Capítulo 3
María había salido a ayudar en el parto de Larissa. J se quedó en casa revisando sus estudios en alemán acerca del camino de la liberación que Marx había fomentado en sus últimos años. En sus manuscritos, Marx proponía como meta el comunismo. Estos manuscritos sobre los que trabajaba los consiguió en 1920, en Stuttgart, durante un viaje a la Alemania de sus abuelos. Tenía sus trabajos sobre la mesa de madera, que desde aquella noche no dejó de cojear y de sangrar. Además de sus papeles, había un poco de sopa recalentada, pan, algo de vino y un ejemplar desencuadernado de Pushkin. La tos que le acompañaba desde hace días, no se iba.
El viejo Vasili los vio entrar. Un largo abrigo negro y gorro de marta con la estrella roja en el centro, los delataba como de la MTS. La ametralladora bajo la manga. La pistola y la porra bajo el abrigo. J escuchó el estrépito de sus pasos militares subiendo la escalera.
Aporrearon la puerta del segundo piso, uno de ellos se presentó como el sargento K. Al abrir, los tres soldados que le acompañaban, pusieron a J de cara a la pared. Registraron el piso. Tras comprobar que no había nadie, le ataron a la silla con las manos cruzadas a la espalda. Comenzó la paliza. Fue terrible. Condenado ya en su improvisado tribunal, no hubo tiempo para pedir fuerzas. Derramaron el vino como sangre derramada en el Gólgota. El pan, la sopa y sus papeles se mezclaron en el suelo. Luego fue desatado y arrastrado a golpes por el piso, como un pan que se amasa contra la roca. Injuriado, con los labios y las manos rotas, tenía los ojos tan hinchados que no podía ver. El costado le fue abierto por una navaja premonitoria. Sus piernas quebradas no le sostenían. Sentía sed, mucha sed. Todo era amargo y doloroso. Su rostro recibía la descarga implacable de unos puños cerrados con la ira del pueblo. Un pueblo vencido, sumido en una creciente polución y miseria. Un pueblo enfermo, engañado. Golpeaban incansables. Ebrios, con los ojos inyectados en sangre, como el Mikolka de Dostoyesvky apaleando a su caballo. El último golpe hizo a su cuerpo herido y roto temblar por el aire, y el crujido arrancó un rechinar de dientes. El dolor fue extremo… hasta desfallecer. El sargento K, recogió unos cuantos papeles del suelo, a escasos metros del cuerpo tendido. Cuando el charco de sangre tocó sus botas, el sargento K, dio la vuelta y salió de casa seguido por sus hombres. Al irse se limpió la bota manchada en la barriga desnuda y casual de un gato pardo que se le cruzó por delante.

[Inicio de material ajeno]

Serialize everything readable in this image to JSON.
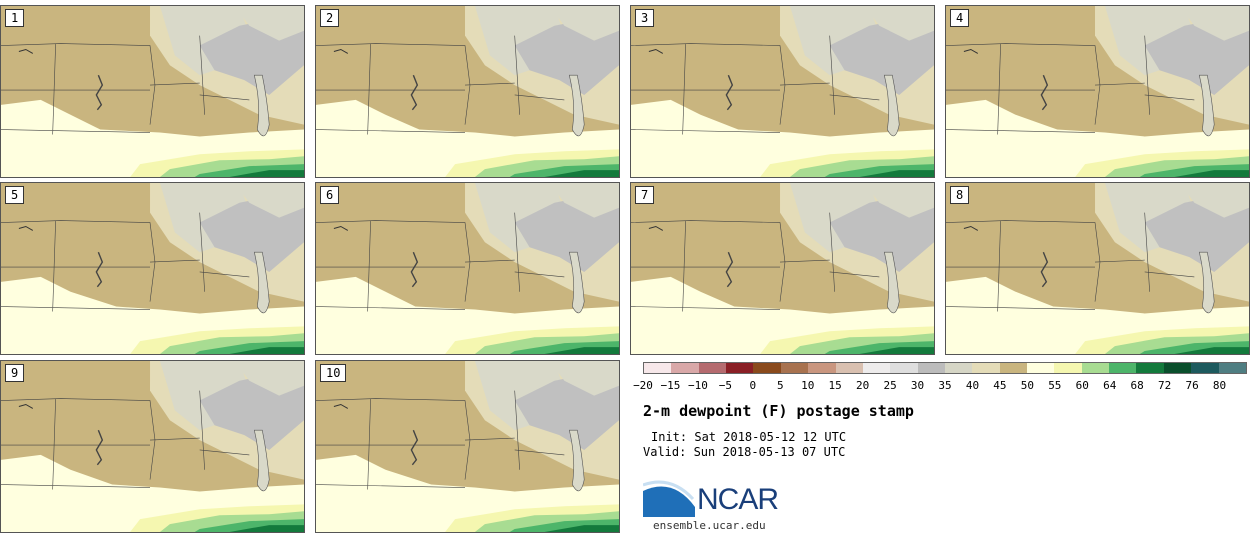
{
  "title": "2-m dewpoint (F) postage stamp",
  "init": "Init: Sat 2018-05-12 12 UTC",
  "valid": "Valid: Sun 2018-05-13 07 UTC",
  "site": "ensemble.ucar.edu",
  "logo": {
    "text": "NCAR",
    "swoosh_color": "#1f6fb8"
  },
  "members": [
    "1",
    "2",
    "3",
    "4",
    "5",
    "6",
    "7",
    "8",
    "9",
    "10"
  ],
  "legend": {
    "ticks": [
      "−20",
      "−15",
      "−10",
      "−5",
      "0",
      "5",
      "10",
      "15",
      "20",
      "25",
      "30",
      "35",
      "40",
      "45",
      "50",
      "55",
      "60",
      "64",
      "68",
      "72",
      "76",
      "80"
    ],
    "colors": [
      "#f7e8ea",
      "#d9a8a8",
      "#b56b6f",
      "#8a1f25",
      "#8a4a1c",
      "#a8724f",
      "#c9967f",
      "#d9c0b0",
      "#eeecec",
      "#dedede",
      "#bcbcbc",
      "#d6d6c6",
      "#e4dcb8",
      "#c9b57f",
      "#ffffdf",
      "#f5f7b0",
      "#a8dc92",
      "#4db56a",
      "#137a3c",
      "#0a4f2c",
      "#1d5a5e",
      "#4f7e82"
    ]
  },
  "map_colors": {
    "dry": "#c9b57f",
    "mid": "#e4dcb8",
    "gray": "#c0c0c0",
    "light": "#d9d9c9",
    "humid": "#ffffdf",
    "pale": "#f5f7b0",
    "green1": "#a8dc92",
    "green2": "#4db56a",
    "green3": "#137a3c"
  }
}
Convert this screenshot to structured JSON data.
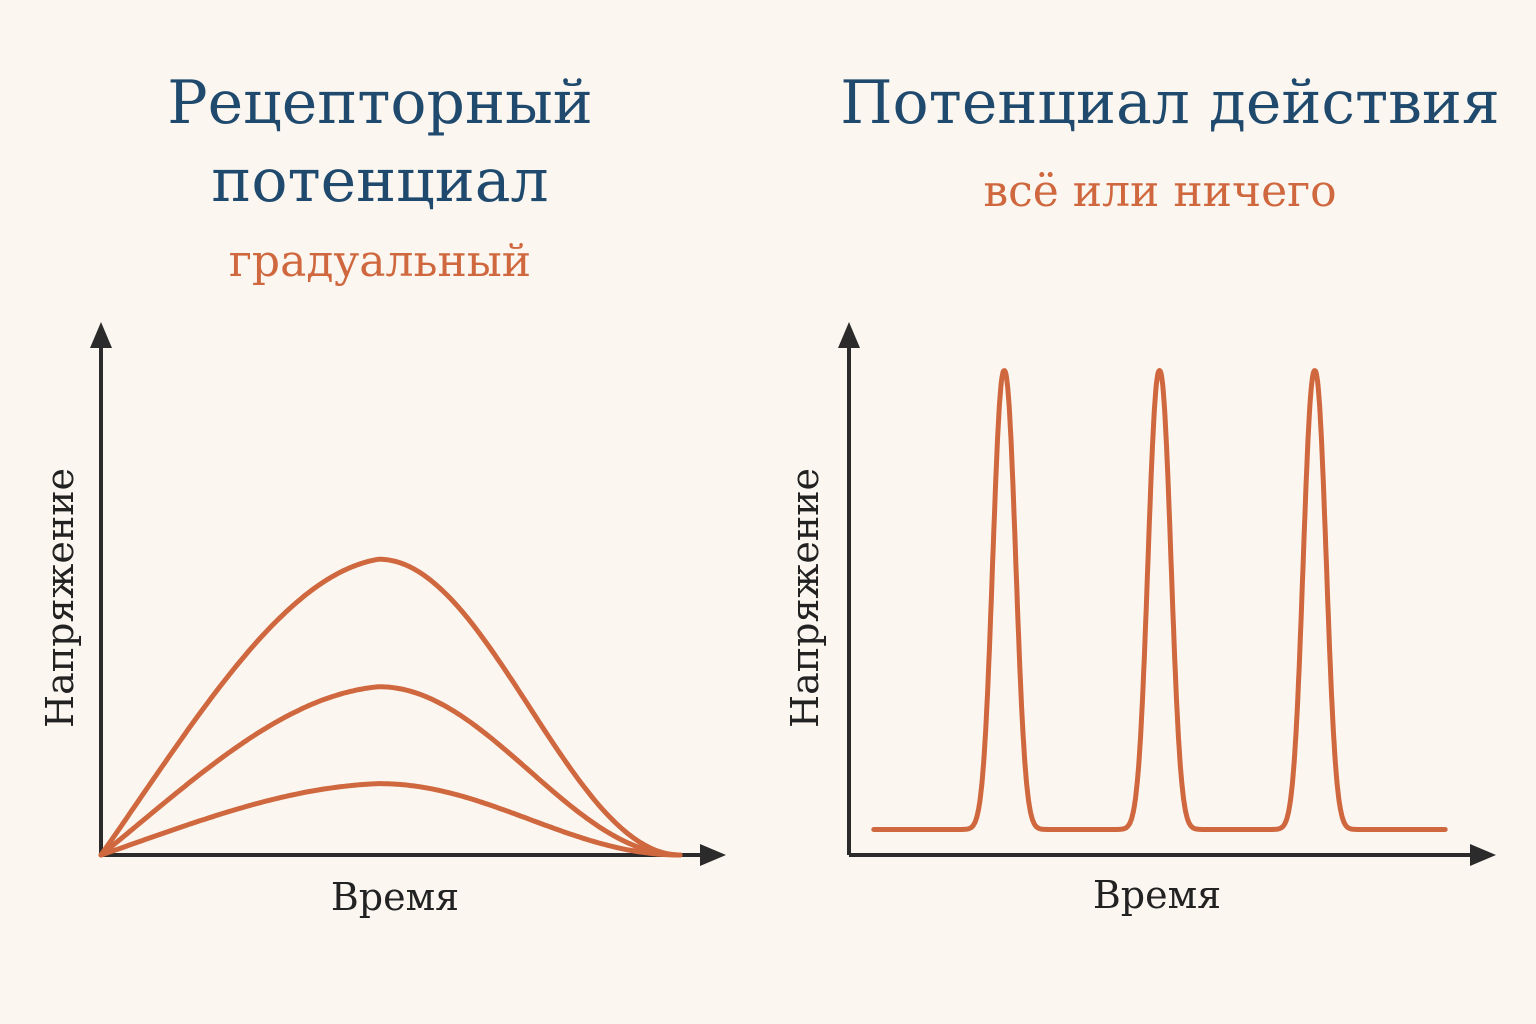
{
  "left_panel": {
    "title_line1": "Рецепторный",
    "title_line2": "потенциал",
    "subtitle": "градуальный",
    "x_axis_label": "Время",
    "y_axis_label": "Напряжение"
  },
  "right_panel": {
    "title": "Потенциал действия",
    "subtitle": "всё или ничего",
    "x_axis_label": "Время",
    "y_axis_label": "Напряжение"
  },
  "colors": {
    "title": "#1f4a6e",
    "accent": "#d0683f",
    "axis": "#2b2b2b",
    "background": "#fbf7f0"
  },
  "chart_data": [
    {
      "type": "line",
      "title": "Рецепторный потенциал",
      "subtitle": "градуальный",
      "xlabel": "Время",
      "ylabel": "Напряжение",
      "x_ticks": [],
      "y_ticks": [],
      "grid": false,
      "xlim": [
        0,
        1
      ],
      "ylim": [
        0,
        1
      ],
      "series": [
        {
          "x": [
            0,
            0.48,
            1
          ],
          "y": [
            0,
            0.58,
            0
          ]
        },
        {
          "x": [
            0,
            0.48,
            1
          ],
          "y": [
            0,
            0.33,
            0
          ]
        },
        {
          "x": [
            0,
            0.48,
            1
          ],
          "y": [
            0,
            0.14,
            0
          ]
        }
      ]
    },
    {
      "type": "line",
      "title": "Потенциал действия",
      "subtitle": "всё или ничего",
      "xlabel": "Время",
      "ylabel": "Напряжение",
      "x_ticks": [],
      "y_ticks": [],
      "grid": false,
      "xlim": [
        0,
        1
      ],
      "ylim": [
        0,
        1
      ],
      "baseline": 0.05,
      "peak": 0.95,
      "series": [
        {
          "x": [
            0.04,
            0.25,
            0.5,
            0.75,
            0.96
          ],
          "y": [
            0.05,
            0.95,
            0.95,
            0.95,
            0.05
          ]
        }
      ]
    }
  ]
}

Hubiera sido más fácil un tiro en la nuca, a las afueras de Moscú, y dejar que su cuerpo fuera cubierto por un manto de hojas mojadas, de esas que manchan la tierra de amarillo y luego sepultado por la nieve. Pero a alguien no le debía caer bien. Su pasado trostkista, sus trabajos, sus propuestas y sus clases en la Universidad no eran bien acogidas por el Partido.
En esos momentos, en la parte Este de la ciudad, nacía el hijo de Larissa. Se llamó Ivan, como su padre. Larissa no aguantó. Murió tras el parto, desangrada. La placenta tardaba en salir, la patrona tiró del cordón para favorecer la expulsión mientras María apretaba el abdomen con el puño. Pero la matriz se desgarró. La placenta estaba incrustada en el útero. No hubo formar de detener la hemorragia.
Las manos y rodillas ensangrentadas de María no se lavaron con sus lágrimas, ni con las de Ivan, ni con la lluvia inesperada que mojó las calles, las fábricas, las cúpulas de las iglesias y el techo del transporte urbano.
Horas más tarde, Vasili recibió a María en la escalera y le contó lo ocurrido. El cuerpo de J estaba ahora en el piso de Vasili, envuelto en unas sábanas. El anciano estuvo de pie, al lado de ella, observando el rostro desolado de María. Su mirada azul perdida en la penumbra del portal. Su mente trasladada a la granja familiar en cenizas, el mismo rencor en el alma, el mismo nudo en el pecho, la misma impotencia. Mojada, pero sin lágrimas que derramar. Agotada. Había perdido en la misma noche a J y a su hermana. Con restos de sangre en su ropa, poco le quedaba ya. Vasili la invitó a entrar, le dio unos tragos de vodka y la arropó con la única manta que tenía. El cuerpo inerte de J estaba sobre la alfombra, en frente del sillón donde no pudo dormir ella. Vasili no dejó de hablar con su mujer.